Dispute entre Varlam Chalamov et Alexandre Soljenitsyne
«Les deux écrivains se sont rencontrés en 1962, à la rédaction de la maison du Nouveau monde. Leur correspondance trahissait leur admiration mutuelle et ils tissaient des liens d'amitiés. Chalamov a salué Une journée d'Ivan Denissovitch de Soljenitsyne, le considérant comme un œuvre profonde, précise et fidèle. Une histoire « comme un brise-glace qui ouvre la voie à une littérature soviétique intransigeante et sans compromis sur la vérité ». Mais cette amitié se détériore, ..., après que Soljenitsyne ait demandé à Chalamov de se présenter dans l'histoire littéraire comme un co-auteur de l'Archipel du Goulag, ce que Chalamov refusa. Il ne souhaitait pas vivre dans l'ombre de Soljenitsyne qui, selon Chalamov, monopolisait le thème du camp alors qu'il ne connaissait pas si bien que cela. Le camp de Soljenitsyne n'était pas tout à fait réel pour Chalamov, qui écrit à ce propos : « Près de l'hôpital s'avance un chat - c'est vraiment incroyable pour un camp réel - dans un vrai camp il aurait été mangé depuis longtemps. Il n'y a pas de blattes dans votre camp ! Pas de poux ! Le service de sécurité n'y est pas responsable du plan <...> où est ce merveilleux camp ? »
Alexandre Soljenitsyne
«Accusations d'antisémitisme : Alexandre Soljenitsyne a régulièrement fait l'objet d'accusations d'antisémitisme en raison de ses travaux sur la révolution bolchevique (où il étudie l'implication des juifs au sommet de l'appareil d'État et de l'appareil répressif) et de la publication de son ouvrage historique Deux siècles ensemble ... sur les relations entre Juifs et Russes de 1795 à 1995.

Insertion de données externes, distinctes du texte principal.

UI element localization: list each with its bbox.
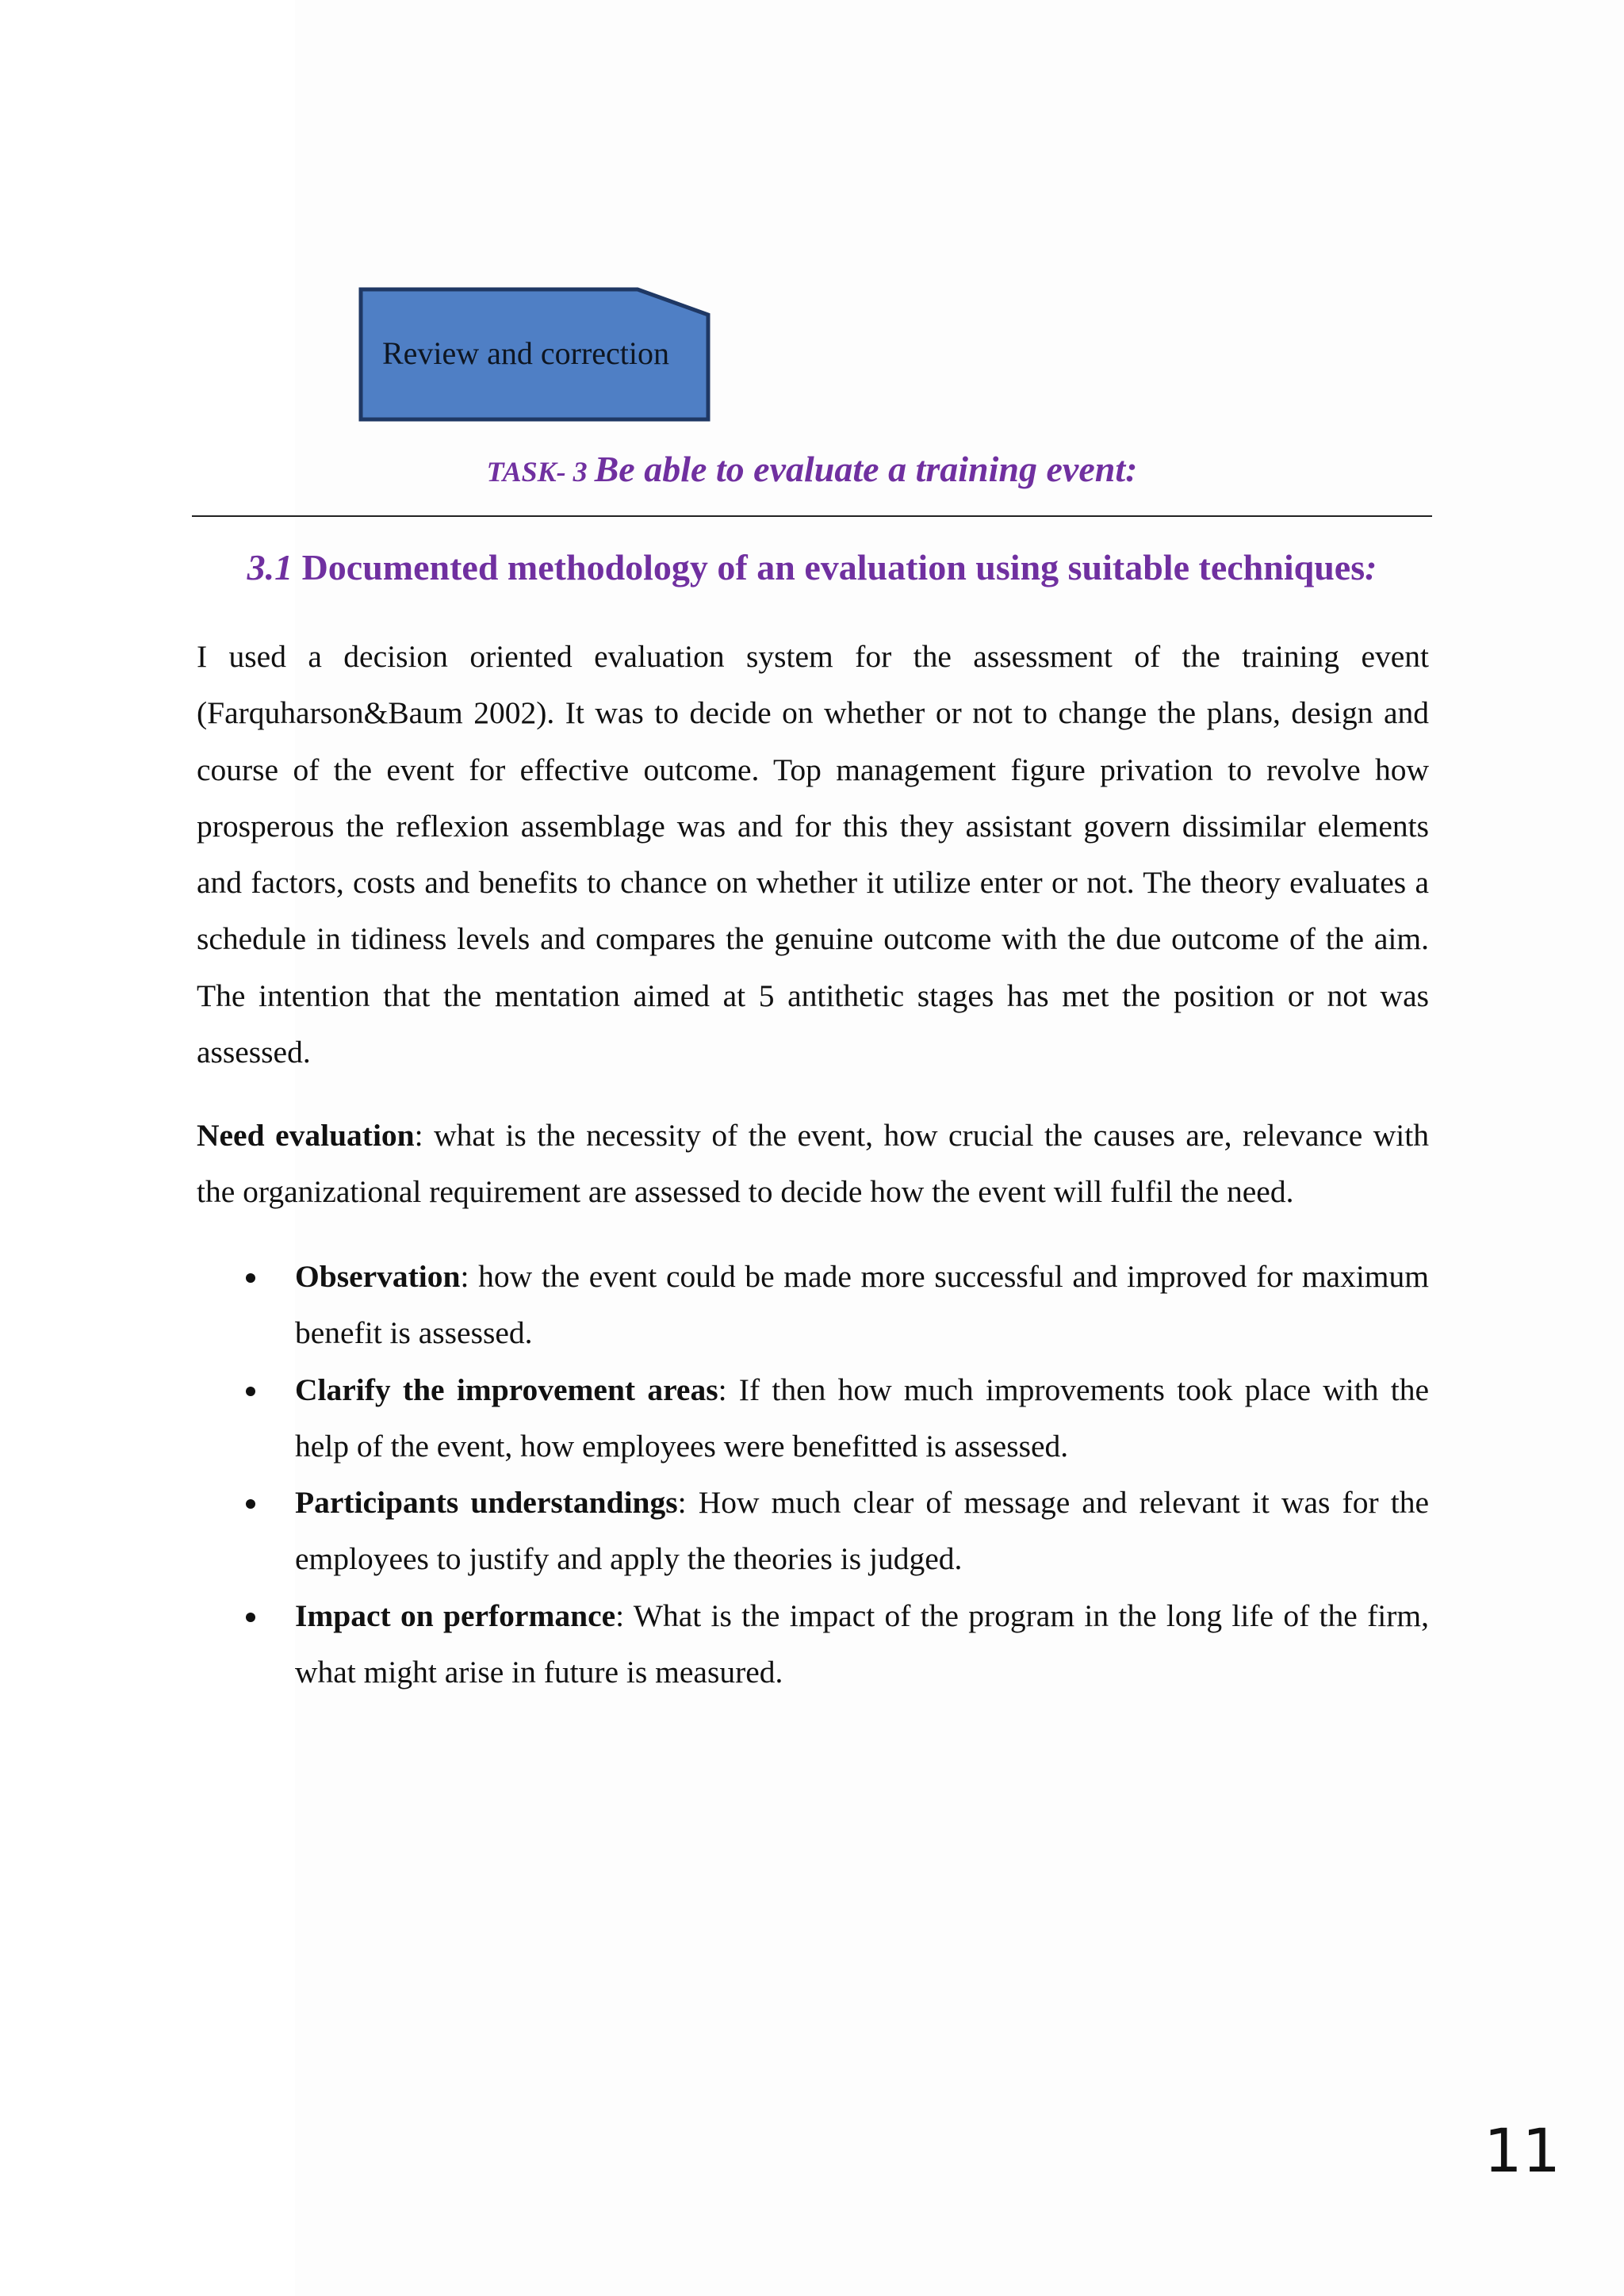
bullet-text: : What is the impact of the program in the long life of the firm, what might arise in future is measured. [295,1598,1429,1690]
body-paragraph-methodology: I used a decision oriented evaluation system for the assessment of the training event (Farquharson&Baum 2002). It was to decide on whether or not to change the plans, design and course of the event for effective outcome. Top management figure privation to revolve how prosperous the reflexion assemblage was and for this they assistant govern dissimilar elements and factors, costs and benefits to chance on whether it utilize enter or not. The theory evaluates a schedule in tidiness levels and compares the genuine outcome with the due outcome of the aim. The intention that the mentation aimed at 5 antithetic stages has met the position or not was assessed. [197,639,1429,1070]
section-number: 3.1 [247,547,302,587]
bullet-dot-icon [246,1273,255,1283]
bullet-impact-on-performance [197,1588,1429,1701]
flowchart-box-label: Review and correction [381,335,670,371]
bullet-dot-icon [246,1499,255,1509]
task-heading [190,446,1434,496]
bullet-dot-icon [246,1613,255,1622]
task-heading-text: Be able to evaluate a training event: [594,449,1138,489]
bullet-text: : If then how much improvements took place with the help of the event, how employees were benefitted is assessed. [295,1372,1429,1464]
section-colon: : [1365,547,1377,587]
evaluation-bullet-list [197,1249,1429,1701]
need-evaluation-term: Need evaluation [197,1118,415,1153]
bullet-text: : how the event could be made more successful and improved for maximum benefit is assessed. [295,1259,1429,1351]
section-title: Documented methodology of an evaluation using suitable techniques [301,547,1365,587]
page-number: 11 [1484,2115,1561,2186]
bullet-term: Impact on performance [295,1598,616,1633]
bullet-participants-understandings [197,1475,1429,1588]
bullet-improvement-areas [197,1362,1429,1475]
bullet-term: Participants understandings [295,1485,678,1521]
need-evaluation-text: : what is the necessity of the event, how crucial the causes are, relevance with the organizational requirement are assessed to decide how the event will fulfil the need. [197,1118,1429,1210]
body-paragraph-need-evaluation [197,1108,1429,1221]
bullet-term: Observation [295,1259,461,1294]
section-heading [190,542,1434,593]
bullet-term: Clarify the improvement areas [295,1372,718,1407]
bullet-text: : How much clear of message and relevant it was for the employees to justify and apply the theories is judged. [295,1485,1429,1577]
bullet-dot-icon [246,1387,255,1396]
task-heading-prefix: TASK- 3 [486,456,595,488]
flowchart-box-review [358,287,712,422]
heading-divider [192,515,1432,517]
bullet-observation [197,1249,1429,1362]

L'écrivain et ancien dissident soviétique Vladimir Voïnovitch a ainsi voulu démontrer le caractère antisémite de ce livre dans une étude polémique.
En France, l'historien trotskiste Jean-Jacques Marie a consacré un article à chaque tome de Deux siècles ensemble, qu'il qualifie de « bible antisémite ». Selon lui, « Soljenitsyne expose, dans Deux siècles ensemble, une conception de l'histoire des Juifs en Russie digne de figurer dans un manuel de falsification historique » en écrivant une histoire des pogroms « telle qu'elle a été vue par la police tsariste ».
...
L'historien américain Richard Pipes, dont les travaux sur l'histoire de la Russie avaient été qualifiés par Soljenitsyne de « version polonaise de l'histoire russe », a répondu à celui-ci en le qualifiant d'antisémite et d'ultra-nationaliste. En 1985, Pipes a développé son propos dans sa critique d'Août 14 : « Chaque culture a une forme propre d'antisémitisme (sic). Dans le cas de Soljenitsyne, celui-ci n'est pas racial. Cela n'a rien à voir avec le sang. Il [Soljenitsyne] n'est pas raciste, la question est fondamentalement religieuse et culturelle. Il présente de nombreuses ressemblances avec Dostoïevski, qui était un chrétien fervent, un patriote et un antisémite farouche. Soljenitsyne adhère incontestablement à l'interprétation de la Révolution que fait l'extrême droite russe, celle d'une création des Juifs ».